De repente, não mais que de repente, me vejo descendo ladeira abaixo, tentando me amparar em folhas, flores, telhados, carros, pessoas. O alarme soara, agora sei, alertando a população sobre a iminência da catástrofe, mas eu o incorporei ao sonho, uma buzina absolutamente incômoda. Agora, inteiramente desperto, vejo que estamos boiando, eu e essa infinidade de objetos apenas parcialmente discerníveis, uma enxurrada, e isso, ainda que não faça o menor sentido, é plenamente aceitável. Aliás, estar metido em um pijama listrado, lutando contra a correnteza, em pela madrugada, é algo louvável, o verdadeiro sentido. Mérito meu de não agrupar os objetos, como num jogo de memória, em conjuntos herméticos, de não formar pares avião-ar, navio-água, carro-terra. Assim não há o choque, nem desespero. Nadar sem rumo, sem regras, uns metendo-se na raia dos outros, compartilhando do mesmo espaço, do mesmo destino, do mesmo lance de sorte, um jogar de dados e um triste, frio e cruel desamparo. Eu, a vaca, a árvore, todos em pé de igualdade, chances iguais. Um exercício democrático de ir ao encontro da morte. Vejo, no que me é permitido ver, com o auxílio da lua, as casas se desmancharem, e janelas desmembrarem-se e virem correr ao meu lado. O impulso é o de me agarrar nas coisas, naquelas fincadas no solo, mas, na ausência delas, aperto a água, as felpas, a própria casa flutuante, que tem as paredes em ruínas e uma senhora sobre o telhado, equilibrando-se.
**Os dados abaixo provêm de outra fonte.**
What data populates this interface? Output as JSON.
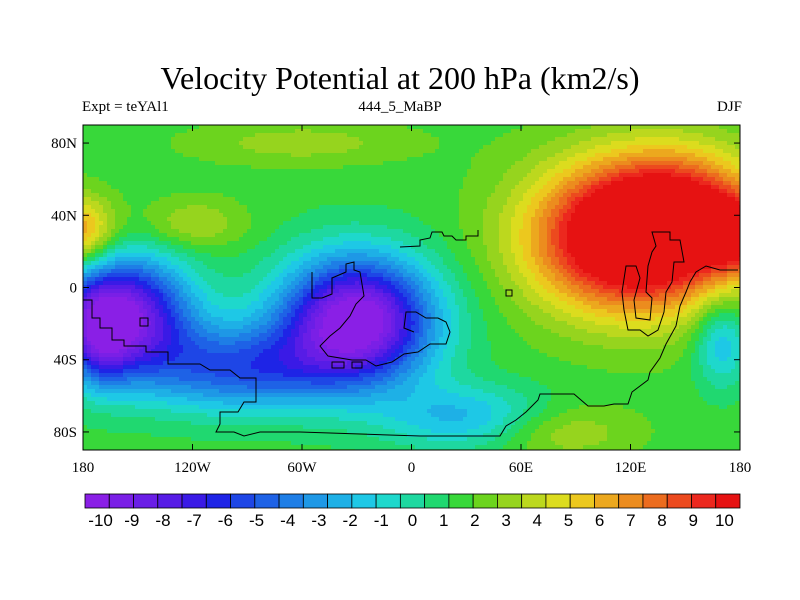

Não tenho como ajudá-la, pois corro mais rápido, a correnteza me carrega como a uma folha. Preciso virar a cabeça para ver a senhora naufragar. Antes dela, a parede, o telhado, as pernas, o tronco, a cabeça, o antebraço retesado, os dedos. Foi-se. Sempre sonhei com meu fim repentino, sem muito padecimento, mas, agora que me é permitido morrer assim, sem dor, resisto. Estou a me debater, puro reflexo de resistência, instinto de imitação. Não sei simplesmente afundar, pois há uma vida a ser vivida, a força que floresce do caos e da tragédia, dos fluxos e fluídos, do sangue-tripas-braço-casa-folhas. Até que não há mais o que ser feito. Abro a boca e bebo a água da vida, suja e heterogênea, como deve ser. Encho a barriga e afundo, feito pedra, agora sim, impassível, diante da rica miséria humana.